The wave of suicide murders swept across all Evangelical Lutheran countries in Europe. This is how Denmark pioneered the abolition of the death penalty.

Unlike the Catholic Church, Lutherans read the laws of the Pentateuch very literally – and these laws prescribed the death penalty for murder.

When God demanded the death penalty, there wasn’t much to discuss for the pious Danish authorities.

This put Denmark – and other Evangelical Lutheran countries – in a very special situation:

-On the one hand, murderers should be executed.

-On the other hand, murderers who repented their sins could escape the torments of hell.

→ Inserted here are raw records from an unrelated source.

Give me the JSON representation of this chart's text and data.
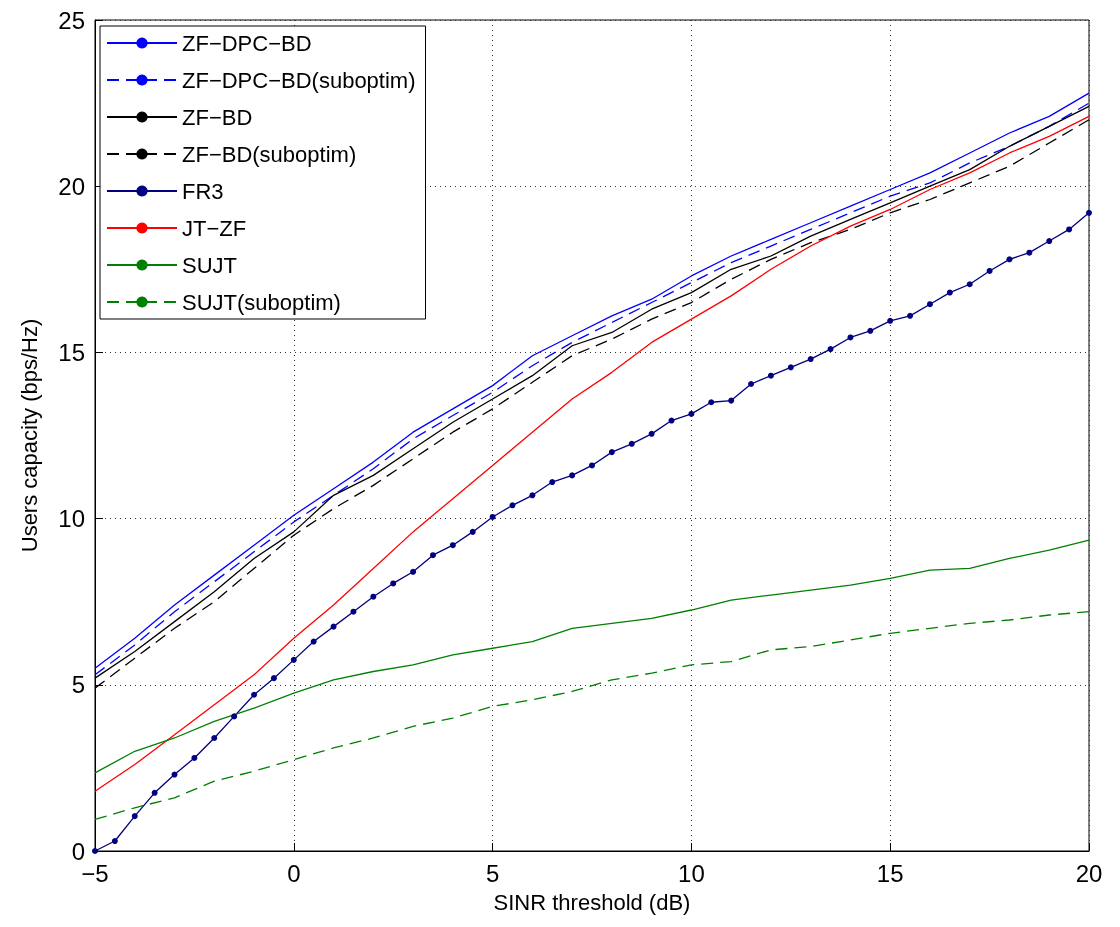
{
  "chart_data": {
    "type": "line",
    "xlabel": "SINR threshold (dB)",
    "ylabel": "Users capacity (bps/Hz)",
    "x": [
      -5,
      -4,
      -3,
      -2,
      -1,
      0,
      1,
      2,
      3,
      4,
      5,
      6,
      7,
      8,
      9,
      10,
      11,
      12,
      13,
      14,
      15,
      16,
      17,
      18,
      19,
      20
    ],
    "xlim": [
      -5,
      20
    ],
    "xticks": [
      -5,
      0,
      5,
      10,
      15,
      20
    ],
    "ylim": [
      0,
      25
    ],
    "yticks": [
      0,
      5,
      10,
      15,
      20,
      25
    ],
    "grid": true,
    "legend": "top left",
    "series": [
      {
        "name": "ZF−DPC−BD",
        "color": "#0000ff",
        "line_style": "solid",
        "values": [
          5.5,
          6.4,
          7.4,
          8.3,
          9.2,
          10.1,
          10.9,
          11.7,
          12.6,
          13.3,
          14.0,
          14.9,
          15.5,
          16.1,
          16.6,
          17.3,
          17.9,
          18.4,
          18.9,
          19.4,
          19.9,
          20.4,
          21.0,
          21.6,
          22.1,
          22.8
        ]
      },
      {
        "name": "ZF−DPC−BD(suboptim)",
        "color": "#0000ff",
        "line_style": "dashed",
        "values": [
          5.3,
          6.2,
          7.2,
          8.1,
          9.0,
          9.9,
          10.7,
          11.5,
          12.4,
          13.1,
          13.8,
          14.6,
          15.3,
          15.9,
          16.5,
          17.1,
          17.7,
          18.2,
          18.7,
          19.2,
          19.7,
          20.1,
          20.7,
          21.2,
          21.8,
          22.5
        ]
      },
      {
        "name": "ZF−BD",
        "color": "#000000",
        "line_style": "solid",
        "values": [
          5.2,
          6.0,
          6.9,
          7.8,
          8.8,
          9.6,
          10.7,
          11.3,
          12.1,
          12.9,
          13.6,
          14.3,
          15.2,
          15.6,
          16.3,
          16.8,
          17.5,
          17.9,
          18.5,
          19.0,
          19.5,
          20.0,
          20.5,
          21.2,
          21.8,
          22.4
        ]
      },
      {
        "name": "ZF−BD(suboptim)",
        "color": "#000000",
        "line_style": "dashed",
        "values": [
          4.9,
          5.8,
          6.7,
          7.5,
          8.5,
          9.5,
          10.3,
          11.0,
          11.8,
          12.6,
          13.3,
          14.1,
          14.9,
          15.4,
          16.0,
          16.5,
          17.2,
          17.8,
          18.3,
          18.7,
          19.2,
          19.6,
          20.1,
          20.6,
          21.3,
          22.0
        ]
      },
      {
        "name": "FR3",
        "color": "#000080",
        "line_style": "solid",
        "marker": "circle",
        "x": [
          -5,
          -4.5,
          -4,
          -3.5,
          -3,
          -2.5,
          -2,
          -1.5,
          -1,
          -0.5,
          0,
          0.5,
          1,
          1.5,
          2,
          2.5,
          3,
          3.5,
          4,
          4.5,
          5,
          5.5,
          6,
          6.5,
          7,
          7.5,
          8,
          8.5,
          9,
          9.5,
          10,
          10.5,
          11,
          11.5,
          12,
          12.5,
          13,
          13.5,
          14,
          14.5,
          15,
          15.5,
          16,
          16.5,
          17,
          17.5,
          18,
          18.5,
          19,
          19.5,
          20
        ],
        "values": [
          0,
          0.3,
          1.05,
          1.75,
          2.3,
          2.8,
          3.4,
          4.05,
          4.7,
          5.2,
          5.75,
          6.3,
          6.75,
          7.2,
          7.65,
          8.05,
          8.4,
          8.9,
          9.2,
          9.6,
          10.05,
          10.4,
          10.7,
          11.1,
          11.3,
          11.6,
          12.0,
          12.25,
          12.55,
          12.95,
          13.15,
          13.5,
          13.55,
          14.05,
          14.3,
          14.55,
          14.8,
          15.1,
          15.45,
          15.65,
          15.95,
          16.1,
          16.45,
          16.8,
          17.05,
          17.45,
          17.8,
          18.0,
          18.35,
          18.7,
          19.2
        ]
      },
      {
        "name": "JT−ZF",
        "color": "#ff0000",
        "line_style": "solid",
        "values": [
          1.8,
          2.6,
          3.5,
          4.4,
          5.3,
          6.4,
          7.4,
          8.5,
          9.6,
          10.6,
          11.6,
          12.6,
          13.6,
          14.4,
          15.3,
          16.0,
          16.7,
          17.5,
          18.2,
          18.8,
          19.3,
          19.9,
          20.4,
          21.0,
          21.5,
          22.1
        ]
      },
      {
        "name": "SUJT",
        "color": "#008000",
        "line_style": "solid",
        "values": [
          2.35,
          3.0,
          3.4,
          3.9,
          4.3,
          4.75,
          5.15,
          5.4,
          5.6,
          5.9,
          6.1,
          6.3,
          6.7,
          6.85,
          7.0,
          7.25,
          7.55,
          7.7,
          7.85,
          8.0,
          8.2,
          8.45,
          8.5,
          8.8,
          9.05,
          9.35
        ]
      },
      {
        "name": "SUJT(suboptim)",
        "color": "#008000",
        "line_style": "dashed",
        "values": [
          0.95,
          1.3,
          1.6,
          2.1,
          2.4,
          2.75,
          3.1,
          3.4,
          3.75,
          4.0,
          4.35,
          4.55,
          4.8,
          5.15,
          5.35,
          5.6,
          5.7,
          6.05,
          6.15,
          6.35,
          6.55,
          6.7,
          6.85,
          6.95,
          7.1,
          7.2
        ]
      }
    ]
  }
}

This made it attractive for suicide candidates to become murderers.

When the suicide killings had been ravaging for several years, it came up to the Danish judiciary that something was completely wrong.

Officials realized that the country's penalties did not work, but on the contrary, the reason was that random innocent people were killed by suicide killers.

The state was deeply concerned. So they reacted by legislating that suicide killers should have the hardest known death penalty in Denmark's history. Suicide killers should be whipped, knuckled and smashed.

Military courts sentenced suicide murderers to a weekly whipping for nine weeks leading up to the execution.

When the day arrived, the executioner would use a large wagon wheel to smash as many bones as possible in the soldier's body and then fix him to the wheel where he was

left to die from his injuries.

Civil courts sentenced suicide murderers to be pinched five times with red-hot tongs on their way from the prison to the scaffold.

Then their hands were chopped off, followed by the head, after which the dead body was displayed on a big wheel as a warning to others

Although the penalties for these murders were on the harsh side, they didn’t seem to help much.

People believed that execution was a safe way to salvation. Although the punishments for suicide became insane hard they just helped the person.

In the population, that execution was seen as the safest way to the salvation of souls.

Songs were written and preformed, telling how the murderers were excited to be executed.

They looked forward to coming up to heaven and in white clothes sitting in front of God's throne.

The view was that the more painful you experienced in connection with execution, the more sure you were in a place in heaven.

As the harsh penalties failed to solve the problem, it was suggested that perhaps abolishing the death penalty altogether could do the trick.

This, however, flew in the face of what the Lutheran countries had been enforcing for more than 200 years, arguing that it was God’s will that suicide murderers should be executed.
As a result, the proposal was initially rejected by theologians, lawyers and the government alike.

Nevertheless, the number of suicide murders just kept on growing.

But when, a decade later, in 1767, the death penalty was finally abolished, convicted suicide murderers were instead whipped once a year and were given the toughest and most degrading work tasks on offer.

And this was what finally put an end to the suicide murders.